Other than that section though, the scares are few and far between, with a little bit of tension here and there that never really seems to pay off. The driving sections feel like they go on far longer than they need to, and the driving controls feel loose and unresponsive. Whilst this one wasn’t bugged, it felt like one of the weakest offerings.
And finally we have Chili Handled which brings everything back together. You spend the afternoon getting drunk and watching TV whilst your daughter plays on the floor before you receive a call asking you to repair a fridge. If you’re familiar with how these sort of anthology games go, you might be able to figure out where this is going. Before long, the caller arrives at your house to deliver a rather recognisable red fridge. After trying to repair it and not getting anywhere, you end up playing hide and seek with your daughter.
This is quite solid, and whilst it isn’t scary, the realisation of where all this is going is more than enough tension to carry the rest of the experience. The environment is small, meaning there’s far less wandering around with the interminably slow walking speed, and more getting on with the story. A solid final entry that leads to the game’s finale. You’ll once more find yourself playing Fidgeted Sherri before the final cutscene plays and everything is tied together.
I really did like how this was brought together at the end. The red fridge’s appearance in every game so far, as well as the secrets you can find within each one tells a good, classic horror tale. Whilst each game didn’t hit as well as it could, the resolution allows you to look back at them and realise all the things you saw along the way lead to this point and make a great deal of sense. It reminds me of Stories Untold in that regard, which is certainly high praise as far as I’m concerned.
Mechanically, each game is quite similar, walk around, click on intractable points and progress the story. The fact that each game had its own theming and an additional feature means that these elements don’t get repetitive, but the slow movement speed certainly does drag things out somewhat. All told, this took me around two hours to finish, but I think a lot of that time was spent walking.
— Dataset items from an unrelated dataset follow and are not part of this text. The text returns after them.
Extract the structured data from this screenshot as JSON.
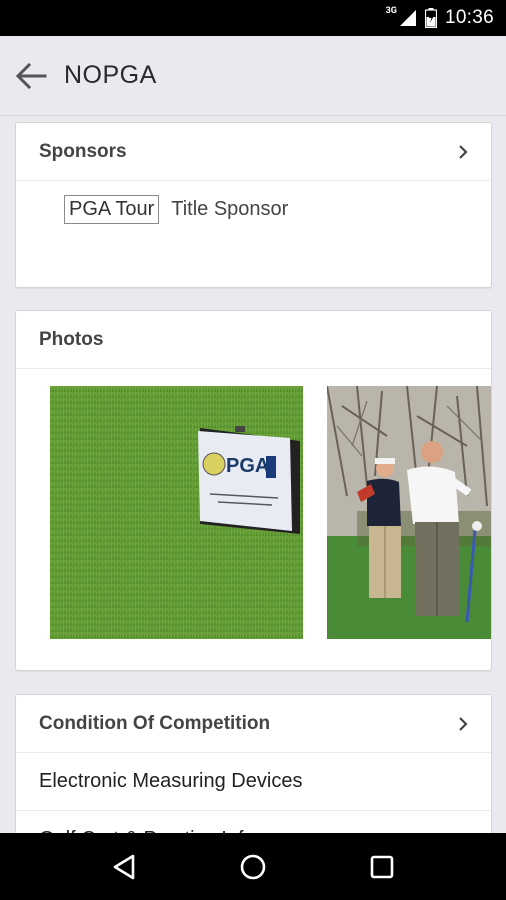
{
  "status_bar": {
    "time": "10:36",
    "network": "3G"
  },
  "app_bar": {
    "title": "NOPGA"
  },
  "sponsors": {
    "title": "Sponsors",
    "items": [
      {
        "logo_text": "PGA Tour",
        "role": "Title Sponsor"
      }
    ]
  },
  "photos": {
    "title": "Photos",
    "items": [
      {
        "sign_text": "PGA"
      }
    ]
  },
  "conditions": {
    "title": "Condition Of Competition",
    "items": [
      "Electronic Measuring Devices",
      "Golf Cart & Practice Info"
    ]
  },
  "colors": {
    "background": "#e9e9ef",
    "card": "#ffffff",
    "status_bar": "#000000"
  }
}
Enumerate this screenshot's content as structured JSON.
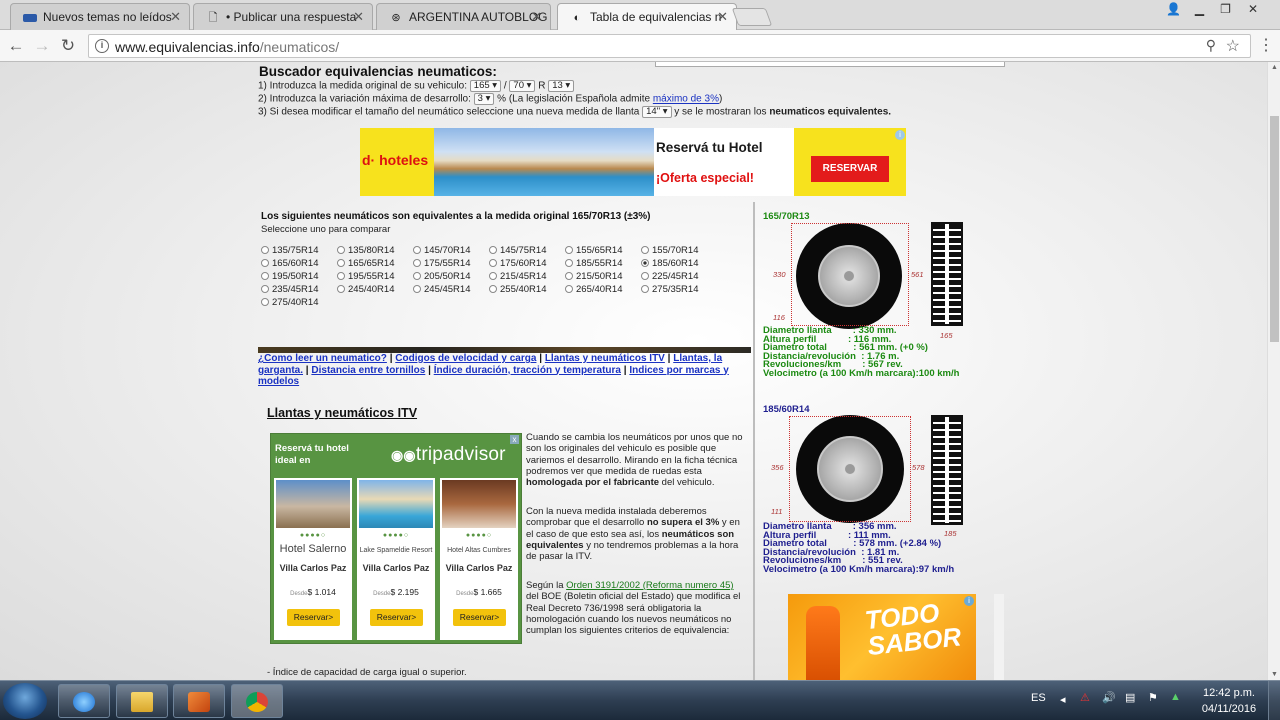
{
  "browser": {
    "tabs": [
      {
        "title": "Nuevos temas no leídos",
        "icon": "forum-icon"
      },
      {
        "title": "• Publicar una respuesta",
        "icon": "document-icon"
      },
      {
        "title": "ARGENTINA AUTOBLOG",
        "icon": "autoblog-icon"
      },
      {
        "title": "Tabla de equivalencias n",
        "icon": "site-icon"
      }
    ],
    "url_host": "www.equivalencias.info",
    "url_path": "/neumaticos/"
  },
  "finder": {
    "title": "Buscador equivalencias neumaticos:",
    "step1": "1) Introduzca la medida original de su vehiculo:",
    "width": "165",
    "profile": "70",
    "rim_prefix": "R",
    "rim": "13",
    "step2": "2) Introduzca la variación máxima de desarrollo:",
    "variation": "3",
    "step2_suffix": "% (La legislación Española admite",
    "max_link": "máximo de 3%",
    "step2_close": ")",
    "step3": "3) Si desea modificar el tamaño del neumático seleccione una nueva medida de llanta",
    "new_rim": "14\"",
    "step3_suffix": "y se le mostraran los",
    "step3_bold": "neumaticos equivalentes."
  },
  "banner_ad": {
    "logo": "d· hoteles",
    "title": "Reservá tu Hotel",
    "offer": "¡Oferta especial!",
    "button": "RESERVAR",
    "info": "i"
  },
  "results": {
    "title": "Los siguientes neumáticos son equivalentes a la medida original 165/70R13 (±3%)",
    "subtitle": "Seleccione uno para comparar",
    "options": [
      "135/75R14",
      "135/80R14",
      "145/70R14",
      "145/75R14",
      "155/65R14",
      "155/70R14",
      "165/60R14",
      "165/65R14",
      "175/55R14",
      "175/60R14",
      "185/55R14",
      "185/60R14",
      "195/50R14",
      "195/55R14",
      "205/50R14",
      "215/45R14",
      "215/50R14",
      "225/45R14",
      "235/45R14",
      "245/40R14",
      "245/45R14",
      "255/40R14",
      "265/40R14",
      "275/35R14",
      "275/40R14"
    ],
    "selected": "185/60R14"
  },
  "navlinks": {
    "l1": "¿Como leer un neumatico?",
    "l2": "Codigos de velocidad y carga",
    "l3": "Llantas y neumáticos ITV",
    "l4": "Llantas, la garganta.",
    "l5": "Distancia entre tornillos",
    "l6": "Índice duración, tracción y temperatura",
    "l7": "Indices por marcas y modelos",
    "sep": "|"
  },
  "article": {
    "title": "Llantas y neumáticos ITV",
    "p1": "Cuando se cambia los neumáticos por unos que no son los originales del vehiculo es posible que variemos el desarrollo. Mirando en la ficha técnica podremos ver que medida de ruedas esta",
    "p1_bold": "homologada por el fabricante",
    "p1_end": "del vehiculo.",
    "p2a": "Con la nueva medida instalada deberemos comprobar que el desarrollo",
    "p2_bold1": "no supera el 3%",
    "p2b": "y en el caso de que esto sea así, los",
    "p2_bold2": "neumáticos son equivalentes",
    "p2c": "y no tendremos problemas a la hora de pasar la ITV.",
    "p3a": "Según la",
    "p3_link": "Orden 3191/2002 (Reforma numero 45)",
    "p3b": "del BOE (Boletin oficial del Estado) que modifica el Real Decreto 736/1998 será obligatoria la homologación cuando los nuevos neumáticos no cumplan los siguientes criterios de equivalencia:",
    "bullet": "- Índice de capacidad de carga igual o superior."
  },
  "tripadvisor_ad": {
    "header": "Reservá tu hotel ideal en",
    "brand": "tripadvisor",
    "close": "x",
    "hotels": [
      {
        "name": "Hotel Salerno",
        "location": "Villa Carlos Paz",
        "from": "Desde",
        "price": "$ 1.014",
        "button": "Reservar>"
      },
      {
        "name": "Lake Spameldie Resort",
        "location": "Villa Carlos Paz",
        "from": "Desde",
        "price": "$ 2.195",
        "button": "Reservar>"
      },
      {
        "name": "Hotel Altas Cumbres",
        "location": "Villa Carlos Paz",
        "from": "Desde",
        "price": "$ 1.665",
        "button": "Reservar>"
      }
    ]
  },
  "compare": {
    "original": {
      "size": "165/70R13",
      "color": "#1c8a12",
      "dim_rim": "330",
      "dim_total": "561",
      "dim_profile": "116",
      "dim_width": "165",
      "lines": [
        "Diametro llanta        : 330 mm.",
        "Altura perfil            : 116 mm.",
        "Diametro total          : 561 mm. (+0 %)",
        "Distancia/revolución  : 1.76 m.",
        "Revoluciones/km        : 567 rev.",
        "Velocimetro (a 100 Km/h marcara):100 km/h"
      ]
    },
    "equivalent": {
      "size": "185/60R14",
      "color": "#1f1f8f",
      "dim_rim": "356",
      "dim_total": "578",
      "dim_profile": "111",
      "dim_width": "185",
      "lines": [
        "Diametro llanta        : 356 mm.",
        "Altura perfil            : 111 mm.",
        "Diametro total          : 578 mm. (+2.84 %)",
        "Distancia/revolución  : 1.81 m.",
        "Revoluciones/km        : 551 rev.",
        "Velocimetro (a 100 Km/h marcara):97 km/h"
      ]
    }
  },
  "side_ad": {
    "text": "TODO SABOR"
  },
  "taskbar": {
    "lang": "ES",
    "time": "12:42 p.m.",
    "date": "04/11/2016"
  }
}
There’s a common theme in the visuals in The Fridge is Read, with each game using the low-poly look that is bizarrely popular right now. It certainly gives it that grindhouse look that has a distinctly creepy look whilst simultaneously allowing for character models to look low quality without impacting the overall artistic direction of the game. Whilst it isn’t everyone’s cup of tea, it certainly worked here. The voicework less so, with some strangely distorted text-to-speech style that made it hard for me to understand what was being said. Thank god for the subtitles.
The missteps here aren’t enormous, and many of them are supposedly going to be fixed in a forthcoming patch, which is certainly a good thing. I’m surprised more of these problems weren’t picked up prior to release, but I’m glad the developers are fixing it post launch. For the price point, I feel that The Fridge is Red is a solid choice for horror anthology fans, and it’s a good option to keep you entertained for one spooky night this October.
The Fridge is Red is out now on Steam.